Brenda Croft: heart-in-hand. Amala Groom: Does she know the Revolution is coming?
Canberra Contemporary Art Space, Gorman Arts Centre, 55 Ainslie Avenue, Braddon.
Until September 8.
Brenda Croft’s heart-in-hand is, as she states in her emotionally eloquent catalogue essay, “a tribute to her mother” in the 80th anniversary year of her birth. It also continues her broader investigative paean to her family and its mixed heritage – Gurindji/Malngin/Mudburra peoples of the Northern Territory as well as Anglo-Australian/German-Irish/Chinese ancestry.
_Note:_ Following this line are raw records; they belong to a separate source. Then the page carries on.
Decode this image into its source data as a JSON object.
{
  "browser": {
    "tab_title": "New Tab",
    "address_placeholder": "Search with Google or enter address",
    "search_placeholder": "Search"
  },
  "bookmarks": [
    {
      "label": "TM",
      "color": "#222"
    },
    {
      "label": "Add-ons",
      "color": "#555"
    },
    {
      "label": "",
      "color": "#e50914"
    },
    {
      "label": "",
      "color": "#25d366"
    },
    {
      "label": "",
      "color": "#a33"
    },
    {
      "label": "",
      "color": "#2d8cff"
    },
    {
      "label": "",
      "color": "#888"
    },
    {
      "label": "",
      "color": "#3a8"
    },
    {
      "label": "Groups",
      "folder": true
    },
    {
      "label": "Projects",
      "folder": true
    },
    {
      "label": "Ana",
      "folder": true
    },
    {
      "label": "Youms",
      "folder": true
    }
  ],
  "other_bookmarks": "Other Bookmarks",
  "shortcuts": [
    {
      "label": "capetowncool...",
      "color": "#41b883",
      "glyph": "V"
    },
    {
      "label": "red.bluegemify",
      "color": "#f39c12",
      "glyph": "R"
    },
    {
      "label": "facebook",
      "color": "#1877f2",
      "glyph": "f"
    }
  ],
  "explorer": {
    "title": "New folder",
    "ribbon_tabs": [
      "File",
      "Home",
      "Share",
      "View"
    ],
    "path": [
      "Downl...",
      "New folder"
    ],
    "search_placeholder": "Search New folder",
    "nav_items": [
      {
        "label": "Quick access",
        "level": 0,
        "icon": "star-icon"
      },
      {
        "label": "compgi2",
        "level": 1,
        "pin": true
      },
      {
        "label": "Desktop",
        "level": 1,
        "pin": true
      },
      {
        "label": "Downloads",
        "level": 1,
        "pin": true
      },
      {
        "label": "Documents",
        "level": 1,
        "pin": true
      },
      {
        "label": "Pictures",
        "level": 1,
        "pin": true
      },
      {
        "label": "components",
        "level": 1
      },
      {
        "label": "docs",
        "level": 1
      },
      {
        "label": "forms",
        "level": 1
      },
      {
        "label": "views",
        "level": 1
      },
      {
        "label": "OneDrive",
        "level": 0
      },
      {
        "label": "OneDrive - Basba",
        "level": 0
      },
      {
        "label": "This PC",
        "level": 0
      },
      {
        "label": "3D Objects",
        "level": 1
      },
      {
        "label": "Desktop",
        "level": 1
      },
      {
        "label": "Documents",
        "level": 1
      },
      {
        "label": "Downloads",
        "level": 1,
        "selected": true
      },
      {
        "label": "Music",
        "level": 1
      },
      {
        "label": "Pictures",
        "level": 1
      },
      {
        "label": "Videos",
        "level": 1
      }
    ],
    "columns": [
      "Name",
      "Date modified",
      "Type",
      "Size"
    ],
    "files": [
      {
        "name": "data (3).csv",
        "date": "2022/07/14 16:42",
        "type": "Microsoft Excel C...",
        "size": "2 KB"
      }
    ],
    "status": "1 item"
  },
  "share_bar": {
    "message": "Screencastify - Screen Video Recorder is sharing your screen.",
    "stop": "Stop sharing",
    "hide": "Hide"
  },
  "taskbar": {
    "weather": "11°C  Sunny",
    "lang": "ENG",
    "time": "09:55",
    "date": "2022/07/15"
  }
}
Her essay, which is an integral element of the exhibition, elucidates a family history and speaks of the special love that existed and continues to exist between mother and daughter.
Croft uses words and objects in ways that express her particular emotional investment in her subject-matter but also in ways that draw the most powerful expressive charge out of the most seemingly ordinary object.
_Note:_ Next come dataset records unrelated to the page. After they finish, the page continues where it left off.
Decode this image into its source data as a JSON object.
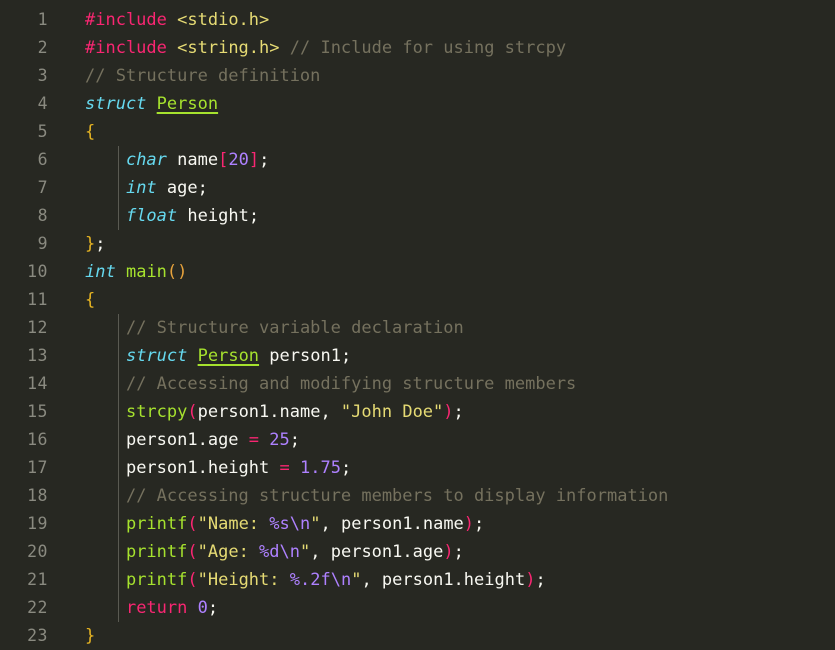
{
  "editor": {
    "background": "#272822",
    "line_number_color": "#8a8a80",
    "indent_guide_color": "#5a5a52",
    "language": "c",
    "first_line": 1,
    "last_line": 23,
    "total_lines": 23
  },
  "palette": {
    "preprocessor": "#F92672",
    "keyword": "#F92672",
    "type": "#66D9EF",
    "entity": "#A6E22E",
    "function": "#A6E22E",
    "string": "#E6DB74",
    "number": "#AE81FF",
    "escape": "#AE81FF",
    "comment": "#75715E",
    "plain": "#F8F8F2",
    "paren": "#F92672",
    "brace": "#E6B422"
  },
  "indent_guides": [
    {
      "line_start": 6,
      "line_end": 8,
      "column": 4
    },
    {
      "line_start": 12,
      "line_end": 22,
      "column": 4
    }
  ],
  "lines": [
    {
      "number": "1",
      "text": "#include <stdio.h>",
      "tokens": [
        {
          "t": "#include",
          "c": "t-pre"
        },
        {
          "t": " ",
          "c": "t-plain"
        },
        {
          "t": "<stdio.h>",
          "c": "t-string"
        }
      ]
    },
    {
      "number": "2",
      "text": "#include <string.h> // Include for using strcpy",
      "tokens": [
        {
          "t": "#include",
          "c": "t-pre"
        },
        {
          "t": " ",
          "c": "t-plain"
        },
        {
          "t": "<string.h>",
          "c": "t-string"
        },
        {
          "t": " ",
          "c": "t-plain"
        },
        {
          "t": "// Include for using strcpy",
          "c": "t-comment"
        }
      ]
    },
    {
      "number": "3",
      "text": "// Structure definition",
      "tokens": [
        {
          "t": "// Structure definition",
          "c": "t-comment"
        }
      ]
    },
    {
      "number": "4",
      "text": "struct Person",
      "tokens": [
        {
          "t": "struct",
          "c": "t-type"
        },
        {
          "t": " ",
          "c": "t-plain"
        },
        {
          "t": "Person",
          "c": "t-entity-u"
        }
      ]
    },
    {
      "number": "5",
      "text": "{",
      "tokens": [
        {
          "t": "{",
          "c": "t-brace"
        }
      ]
    },
    {
      "number": "6",
      "text": "    char name[20];",
      "tokens": [
        {
          "t": "    ",
          "c": "t-plain"
        },
        {
          "t": "char",
          "c": "t-type"
        },
        {
          "t": " ",
          "c": "t-plain"
        },
        {
          "t": "name",
          "c": "t-plain"
        },
        {
          "t": "[",
          "c": "t-bracket"
        },
        {
          "t": "20",
          "c": "t-number"
        },
        {
          "t": "]",
          "c": "t-bracket"
        },
        {
          "t": ";",
          "c": "t-punct"
        }
      ]
    },
    {
      "number": "7",
      "text": "    int age;",
      "tokens": [
        {
          "t": "    ",
          "c": "t-plain"
        },
        {
          "t": "int",
          "c": "t-type"
        },
        {
          "t": " ",
          "c": "t-plain"
        },
        {
          "t": "age",
          "c": "t-plain"
        },
        {
          "t": ";",
          "c": "t-punct"
        }
      ]
    },
    {
      "number": "8",
      "text": "    float height;",
      "tokens": [
        {
          "t": "    ",
          "c": "t-plain"
        },
        {
          "t": "float",
          "c": "t-type"
        },
        {
          "t": " ",
          "c": "t-plain"
        },
        {
          "t": "height",
          "c": "t-plain"
        },
        {
          "t": ";",
          "c": "t-punct"
        }
      ]
    },
    {
      "number": "9",
      "text": "};",
      "tokens": [
        {
          "t": "}",
          "c": "t-brace"
        },
        {
          "t": ";",
          "c": "t-punct"
        }
      ]
    },
    {
      "number": "10",
      "text": "int main()",
      "tokens": [
        {
          "t": "int",
          "c": "t-type"
        },
        {
          "t": " ",
          "c": "t-plain"
        },
        {
          "t": "main",
          "c": "t-func"
        },
        {
          "t": "()",
          "c": "t-paren-y"
        }
      ]
    },
    {
      "number": "11",
      "text": "{",
      "tokens": [
        {
          "t": "{",
          "c": "t-brace"
        }
      ]
    },
    {
      "number": "12",
      "text": "    // Structure variable declaration",
      "tokens": [
        {
          "t": "    ",
          "c": "t-plain"
        },
        {
          "t": "// Structure variable declaration",
          "c": "t-comment"
        }
      ]
    },
    {
      "number": "13",
      "text": "    struct Person person1;",
      "tokens": [
        {
          "t": "    ",
          "c": "t-plain"
        },
        {
          "t": "struct",
          "c": "t-type"
        },
        {
          "t": " ",
          "c": "t-plain"
        },
        {
          "t": "Person",
          "c": "t-entity-u"
        },
        {
          "t": " ",
          "c": "t-plain"
        },
        {
          "t": "person1",
          "c": "t-plain"
        },
        {
          "t": ";",
          "c": "t-punct"
        }
      ]
    },
    {
      "number": "14",
      "text": "    // Accessing and modifying structure members",
      "tokens": [
        {
          "t": "    ",
          "c": "t-plain"
        },
        {
          "t": "// Accessing and modifying structure members",
          "c": "t-comment"
        }
      ]
    },
    {
      "number": "15",
      "text": "    strcpy(person1.name, \"John Doe\");",
      "tokens": [
        {
          "t": "    ",
          "c": "t-plain"
        },
        {
          "t": "strcpy",
          "c": "t-func"
        },
        {
          "t": "(",
          "c": "t-paren"
        },
        {
          "t": "person1.name, ",
          "c": "t-plain"
        },
        {
          "t": "\"John Doe\"",
          "c": "t-string"
        },
        {
          "t": ")",
          "c": "t-paren"
        },
        {
          "t": ";",
          "c": "t-punct"
        }
      ]
    },
    {
      "number": "16",
      "text": "    person1.age = 25;",
      "tokens": [
        {
          "t": "    ",
          "c": "t-plain"
        },
        {
          "t": "person1.age ",
          "c": "t-plain"
        },
        {
          "t": "=",
          "c": "t-op"
        },
        {
          "t": " ",
          "c": "t-plain"
        },
        {
          "t": "25",
          "c": "t-number"
        },
        {
          "t": ";",
          "c": "t-punct"
        }
      ]
    },
    {
      "number": "17",
      "text": "    person1.height = 1.75;",
      "tokens": [
        {
          "t": "    ",
          "c": "t-plain"
        },
        {
          "t": "person1.height ",
          "c": "t-plain"
        },
        {
          "t": "=",
          "c": "t-op"
        },
        {
          "t": " ",
          "c": "t-plain"
        },
        {
          "t": "1.75",
          "c": "t-number"
        },
        {
          "t": ";",
          "c": "t-punct"
        }
      ]
    },
    {
      "number": "18",
      "text": "    // Accessing structure members to display information",
      "tokens": [
        {
          "t": "    ",
          "c": "t-plain"
        },
        {
          "t": "// Accessing structure members to display information",
          "c": "t-comment"
        }
      ]
    },
    {
      "number": "19",
      "text": "    printf(\"Name: %s\\n\", person1.name);",
      "tokens": [
        {
          "t": "    ",
          "c": "t-plain"
        },
        {
          "t": "printf",
          "c": "t-func"
        },
        {
          "t": "(",
          "c": "t-paren"
        },
        {
          "t": "\"Name: ",
          "c": "t-string"
        },
        {
          "t": "%s",
          "c": "t-escape"
        },
        {
          "t": "\\n",
          "c": "t-escape"
        },
        {
          "t": "\"",
          "c": "t-string"
        },
        {
          "t": ", person1.name",
          "c": "t-plain"
        },
        {
          "t": ")",
          "c": "t-paren"
        },
        {
          "t": ";",
          "c": "t-punct"
        }
      ]
    },
    {
      "number": "20",
      "text": "    printf(\"Age: %d\\n\", person1.age);",
      "tokens": [
        {
          "t": "    ",
          "c": "t-plain"
        },
        {
          "t": "printf",
          "c": "t-func"
        },
        {
          "t": "(",
          "c": "t-paren"
        },
        {
          "t": "\"Age: ",
          "c": "t-string"
        },
        {
          "t": "%d",
          "c": "t-escape"
        },
        {
          "t": "\\n",
          "c": "t-escape"
        },
        {
          "t": "\"",
          "c": "t-string"
        },
        {
          "t": ", person1.age",
          "c": "t-plain"
        },
        {
          "t": ")",
          "c": "t-paren"
        },
        {
          "t": ";",
          "c": "t-punct"
        }
      ]
    },
    {
      "number": "21",
      "text": "    printf(\"Height: %.2f\\n\", person1.height);",
      "tokens": [
        {
          "t": "    ",
          "c": "t-plain"
        },
        {
          "t": "printf",
          "c": "t-func"
        },
        {
          "t": "(",
          "c": "t-paren"
        },
        {
          "t": "\"Height: ",
          "c": "t-string"
        },
        {
          "t": "%.2f",
          "c": "t-escape"
        },
        {
          "t": "\\n",
          "c": "t-escape"
        },
        {
          "t": "\"",
          "c": "t-string"
        },
        {
          "t": ", person1.height",
          "c": "t-plain"
        },
        {
          "t": ")",
          "c": "t-paren"
        },
        {
          "t": ";",
          "c": "t-punct"
        }
      ]
    },
    {
      "number": "22",
      "text": "    return 0;",
      "tokens": [
        {
          "t": "    ",
          "c": "t-plain"
        },
        {
          "t": "return",
          "c": "t-keyword"
        },
        {
          "t": " ",
          "c": "t-plain"
        },
        {
          "t": "0",
          "c": "t-number"
        },
        {
          "t": ";",
          "c": "t-punct"
        }
      ]
    },
    {
      "number": "23",
      "text": "}",
      "tokens": [
        {
          "t": "}",
          "c": "t-brace"
        }
      ]
    }
  ]
}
In the Cube Space she re-creates a family living room ("lounge room" is probably more temporally appropriate) filled with objects, sounds and images mainly from the from the 1950s to the 1970s. The catalogue for this aspect of the work - Made in Australia I - lists in detail the room’s contents. These include: Parker lounge chairs; a mid-20th-century sideboard; rugs crocheted and knitted by her mother; ceramic birds and ducks wall ornaments; and a mid-1960s glass cup with crocheted dust cover.
The room is activated by a “slide night” projection of 80 slides from 1959 to 1962; and a 60-minute audio work (Heartsongs) - which includes a selection of 45s and 78s with such luminaries as Jimmy Little, Judy Garland, Paul Robeson, Mario Lanza and the Philadelphia Orchestra conducted by Eugene Ormandy singing or playing favourites such as Santa Never Made it to Darwin, Danny Boy, I’ll Walk with God, and a waltz from Swan Lake. When I was there, Julie Andrews was wishing she could have danced all night.
The bookcase contained a copy of The Book of Common Prayer and Webster’s dictionary, both exemplary of a mid-20th-century world view held by most Australians – America and God had all the answers. The other audio work, Today I walked for my mother (& others), has the artist delivering her poem, an emotional outpouring whose significance moves beyond Croft’s individual story to touch each of us.
In the main space the gallery is seething with objects and images, “catalogued” into the different aspects of the exhibition that make up the whole. In Lost and Found the objects include shoes, hats, handbags, teddy bears, jewellery, hair rollers, hair pins, make-up kits, sequins, cake decorations, shells and a hand-made picnic basket.
Many of these, and other objects, are displayed in the glass jars in which they would have been stored. These in turn are displayed on shelves on the gallery wall and constitute a totality of a lifetime; an idiosyncratic family portrait created a la Arcimboldo from the quotidian articles that are used and (normally) forgotten but in this case become the elements that give meaning to the whole.
The ordinariness of the parts is subsumed by their sheer volume and by the reverberations that come from that volume and the manner in which it is displayed. The back wall holds Made in Australia II (detail), a set of 31 images of events in the life of Croft’s mother. Again, it is the ostensible ordinariness of these that gives them a special significance that when allied to the accumulations of objects dispersed through the gallery raises that significance to a universal level.
The intimacy and personal detail on view throughout the exhibition insists on close observation and investigation. We read the cards and telegrams, letters and payslips, school reports and recipe cards. We are reminded of the moments that imbue ongoing memory but also that that phenomenon comes later and gradually. When the events and objects that accompany them are first confronted, their ultimate significance is never considered. They are part of what we all do and need to be reminded of. Croft’s heart-in-hand is a moving evocation of the importance of each individual.
Amala Groom’s Does she know the Revolution is coming? is a multi-channel video work that explores notions of cultural appropriation and semantics in an incisive and cutting way.
According to the exhibition blurb the “extended conversation between (the artist) and the wife of a former mrime minister in a stately Manhattan home” is based on an actual conversation.
The conversations proceed laterally across the screens. Expressions such as “status symbol”, “Aboriginal art as cultural legitimacy”, “My own culture owns me” and “my Emily” are peppered throughout the dialogue. The idea that owning a work by an Aboriginal artist (here “my Emily” is a work by Emily Kame Kngwarreye) gives the owner a form of authority over a culture outside her own is posited here.
The whole piece is in a sense an interrogation of the repercussions of ownership of a single object. What does it mean to the owner, the maker of the object, the seller of the object and to the culture that was the original source of the object?
Groom does not supply answers. She prefers to maintain an interrogative openness that discloses the vagaries of language and the power of its imprecision to obfuscate the truth. The interspersion of (often) contradictory statements issuing from the protagonists gives this work a humorous edge that does not, however, deny its important message.